WASHINGTON – The Supreme Court on Wednesday, allowing Republican officials in Virginia to revive a plan aimed at removing noncitizen voters from the rolls ahead of next week’s election.
The justices blocked a federal judge’s ruling that halted the program and required the state to return 1,600 voters to the rolls.
The brief order noted that all three liberal justices on the court, which has a 6-3 conservative majority, dissented.
“This is a victory for common sense and electoral fairness,” said Virginia Gov. Glenn Youngkin, a Republican who announced the plan in August.
“Virginians can vote on Election Day knowing that Virginia’s elections are fair, secure and free from politically motivated interference,” he said.
There is Virginia same day voter registrationmeaning that any voter removed from the rolls should still be able to vote.
Civil rights groups backed by the Biden administration protested the plan, saying it would also remove some legal voters from the rolls. The Justice Department said that while states can review their voter rolls, they cannot do so before an election.
Under the National Voter Registration Act, states are prohibited from systematically removing people from voter rolls within 90 days of an election.
“Everyone agrees that states can and should remove ineligible voters, including noncitizens, from their voter rolls. The only question in this case is when and how they can do so,” Solicitor General Elizabeth Prelogar wrote in court documents filed by the Biden administration. .
The state’s plan called for removing people who checked or left blank a box on a Department of Motor Vehicles form that said they were not citizens.
Groups suing, including the Virginia Coalition for Immigrant Rights, said the process involved people who said they were not citizens at the time but later became U.S. citizens. Civil rights groups and the Biden administration presented evidence of US citizens who were eventually removed from the rolls.
In court documents, the groups said that “the record clearly shows that citizens have been removed from the voter rolls.” These are voters, the 90-day period is “designed to protect.”

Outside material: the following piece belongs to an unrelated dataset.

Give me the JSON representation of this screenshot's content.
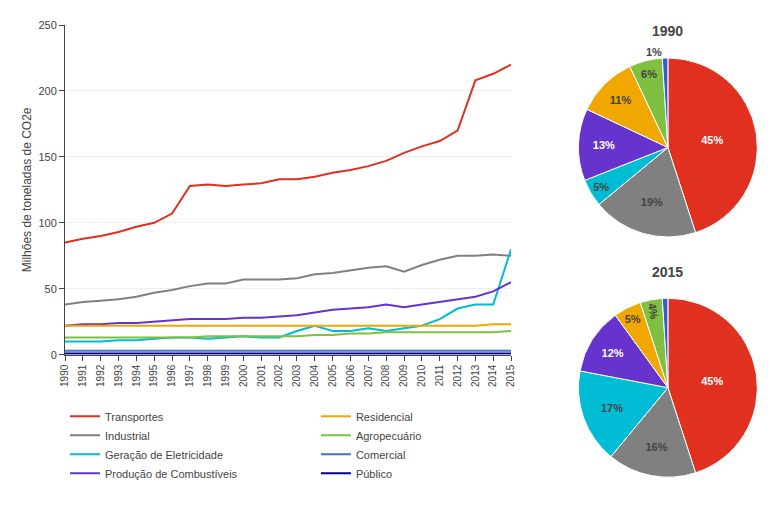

Last week, U.S. District Judge Patricia Giles ordered the state to suspend the program and restore the voter registrations of more than 1,600 people who had been removed in recent months.
Virginia’s plan reflects broader, unproven Republican views promoted by former President Donald Trump about expanding noncitizen voting.
This narration can be used as a basis protesting election results If Trump loses on election day.
Kansas Attorney General Kris Kobach, a hard-line anti-immigration Republican, briefly backed Virginia, who was joined by 25 other Republican state attorneys general.